Açığa çıkan olayları o kadar sindiriyordum ki artık sanki bu olanlar su içmem kadar normal gelmeye başlıyor.

Babam bir mafyaydı.

Beraber olduğum kişi sorunlu bir ruha sahipti.

Babası, gözünün önünde bir adam vurmuştu.

Kendi öz babam bir katildi başta.

Betül'ün yaşadığı travma.

Benim onca yıl görünmez yaşadığım bir hayat...
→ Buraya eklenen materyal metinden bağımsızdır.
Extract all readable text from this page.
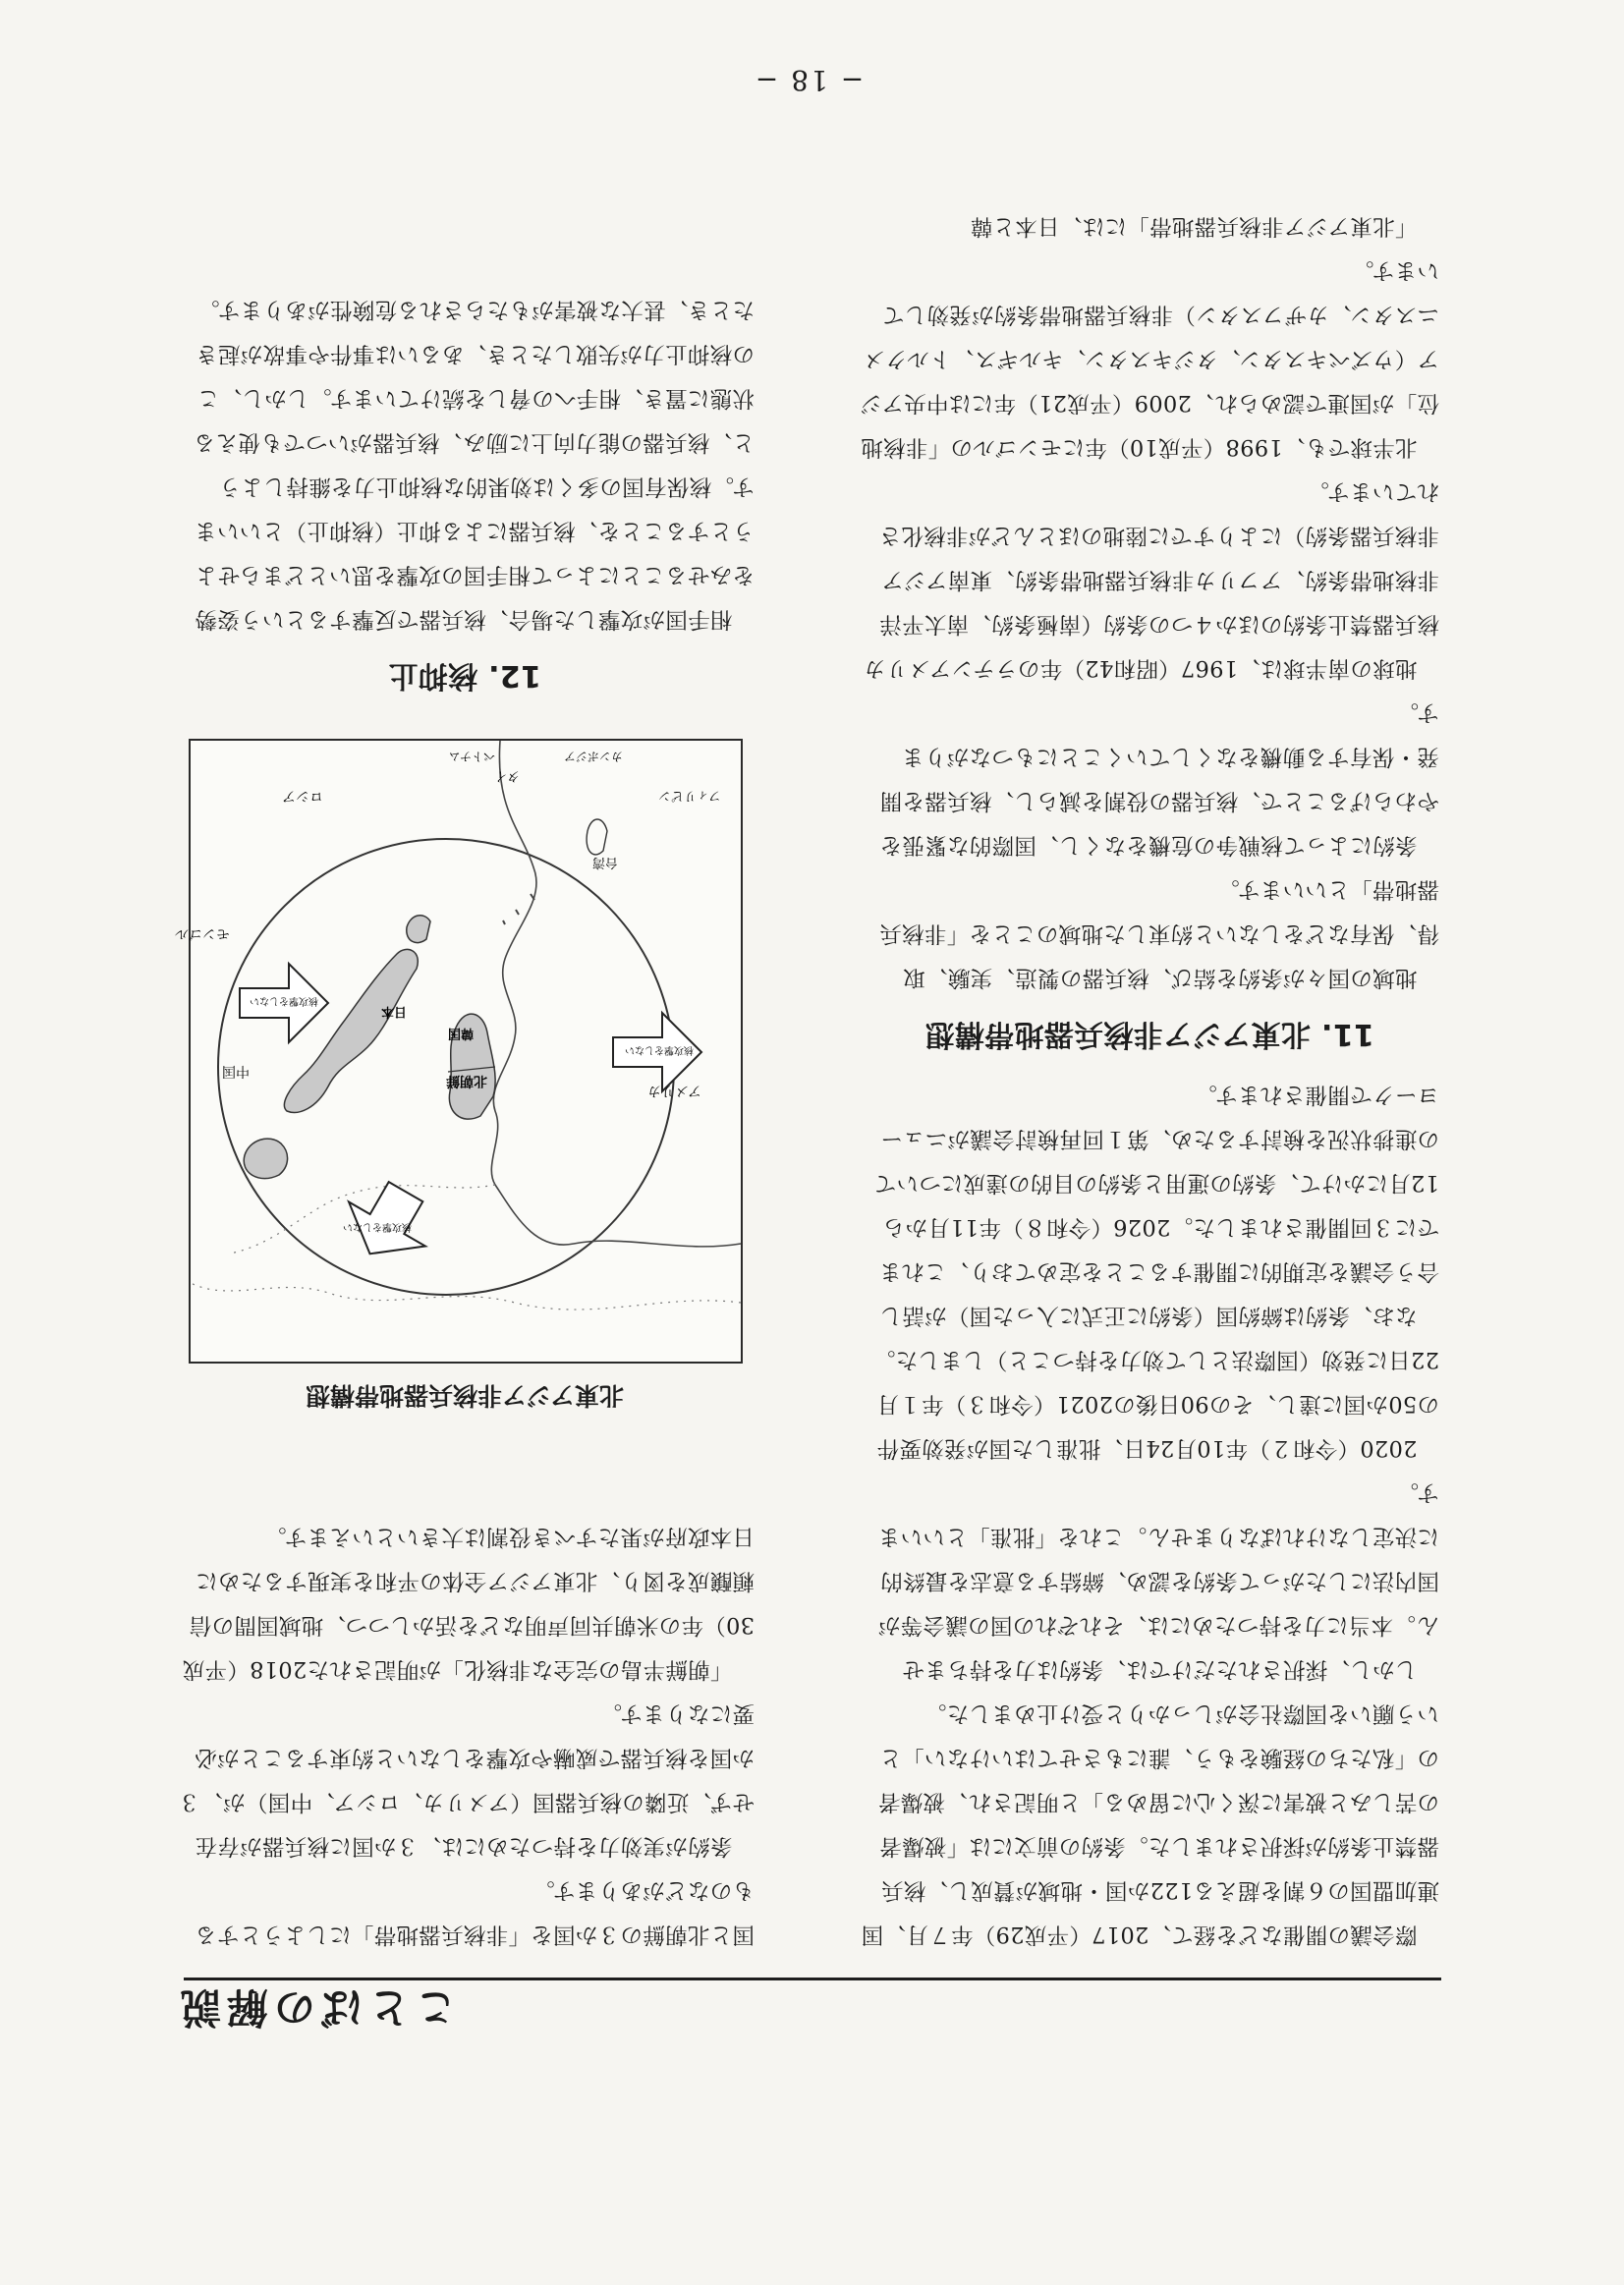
ことばの解説

際会議の開催などを経て、2017（平成29）年７月、国連加盟国の６割を超える122か国・地域が賛成し、核兵器禁止条約が採択されました。条約の前文には「被爆者の苦しみと被害に深く心に留める」と明記され、被爆者の「私たちの経験をもう、誰にもさせてはいけない」という願いを国際社会がしっかりと受け止めました。

しかし、採択されただけでは、条約は力を持ちません。本当に力を持つためには、それぞれの国の議会等が国内法にしたがって条約を認め、締結する意志を最終的に決定しなければなりません。これを「批准」といいます。

2020（令和２）年10月24日、批准した国が発効要件の50か国に達し、その90日後の2021（令和３）年１月22日に発効（国際法として効力を持つこと）しました。

なお、条約は締約国（条約に正式に入った国）が話し合う会議を定期的に開催することを定めており、これまでに３回開催されました。2026（令和８）年11月から12月にかけて、条約の運用と条約の目的の達成についての進捗状況を検討するため、第１回再検討会議がニューヨークで開催されます。

11. 北東アジア非核兵器地帯構想

地域の国々が条約を結び、核兵器の製造、実験、取得、保有などをしないと約束した地域のことを「非核兵器地帯」といいます。

条約によって核戦争の危機をなくし、国際的な緊張をやわらげることで、核兵器の役割を減らし、核兵器を開発・保有する動機をなくしていくことにもつながります。

地球の南半球は、1967（昭和42）年のラテンアメリカ核兵器禁止条約のほか４つの条約（南極条約、南太平洋非核地帯条約、アフリカ非核兵器地帯条約、東南アジア非核兵器条約）によりすでに陸地のほとんどが非核化されています。

北半球でも、1998（平成10）年にモンゴルの「非核地位」が国連で認められ、2009（平成21）年には中央アジア（ウズベキスタン、タジキスタン、キルギス、トルクメニスタン、カザフスタン）非核兵器地帯条約が発効しています。

「北東アジア非核兵器地帯」には、日本と韓

国と北朝鮮の３か国を「非核兵器地帯」にしようとするものなどがあります。

条約が実効力を持つためには、３か国に核兵器が存在せず、近隣の核兵器国（アメリカ、ロシア、中国）が、３か国を核兵器で威嚇や攻撃をしないと約束することが必要になります。

「朝鮮半島の完全な非核化」が明記された2018（平成30）年の米朝共同声明などを活かしつつ、地域国間の信頼醸成を図り、北東アジア全体の平和を実現するために日本政府が果たすべき役割は大きいといえます。

北東アジア非核兵器地帯構想
ロシア
モンゴル
中国
北朝鮮
韓国
日本
アメリカ
台湾
フィリピン
タイ
ベトナム	カンボジア
核攻撃をしない
核攻撃をしない
核攻撃をしない

12. 核抑止

相手国が攻撃した場合、核兵器で反撃するという姿勢をみせることによって相手国の攻撃を思いとどまらせようとすることを、核兵器による抑止（核抑止）といいます。核保有国の多くは効果的な核抑止力を維持しようと、核兵器の能力向上に励み、核兵器がいつでも使える状態に置き、相手への脅しを続けています。しかし、この核抑止力が失敗したとき、あるいは事件や事故が起きたとき、甚大な被害がもたらされる危険性があります。

− 18 −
Dudaklarımdan bir kıkırtı döküldü, küçük gülüş yerini kahkahaya bıraktığın da sorgulayıcı bakışlar altına alındığımı hissettim fakat gülmeyi kesemiyordum.

Çatalı sesli bir şekilde tabağa koyup arkama yaslanarak gülmeye devam ettim. Babam, annem kaşlarını çatarak benim gülmeyi kesmemi bekliyorlardı Mustafa ve Güliz abla ise şaşkınlıkla sadece bakıyorlardı.

"Beliz, neden gülüyorsun?" Diye sordu annem hareketlerimi anlamadığını belli eden bir tavır takınmıştı.

"Söyle de biz de gülelim?" Babam Mustafa'ya sert bir bakış atıp bana döndü. "Beliz, ne yapıyorsun?"

Gözümü kaplayan yaşlar yanağıma inmeye başladığında gülmem hıçkırmaya çevrildi, kahkahalarım iç çekmeye döndü.

"Tövbe Bismillah. Asya bu kızı bir hocaya gösterelim dedim ben sana."

Annem bana bakmaya devam ederken Güliz abla cin görmüş gibi irkilip yerine sindi. Oturduğum yerde ağlamaya başladığım da hepsi sorgulayıcı bir şekilde baktı.

"Kızım iyi misin?" Babam yerinden kalkıp bana doğru gelirken annem sadece gözlerime bakıyordu. Babam başımda durdu ve benim boyuma inebilmek için dizini hafifçe kırdı. Kokusunu hissettiğim de ağlama isteğim bir kat daha arttı.

Babam, elini çeneme koydu ve başımı kaldırıp ona bakmamı sağladı. "Biri bir şey mi dedi?"

Birinin bir şey demesine gerek yoktu ki... bakışları herşeyi anlatıyordu. Okulda ki o kızların bana acırmış gibi bakışları erkeklerin artık beni daha net görmeleri beni bunaltmıştı.
Geneli sessiz bir hayatım vardı statü grubuna dahil değildim, zengindim fakat belli etmiyordum bu da beni iki yönlü de rahat yapıyordu. Fakat Gurur'dan sonra birileri beni görmeye ve merak etmeye başladı o kavga da bu bakışların tuzu oldu. O kıza yaptıklarım için hiç pişman olmadım ve pişmanlık duygusunun ar damarını bu kız için ben çoktan çatlatmıştım.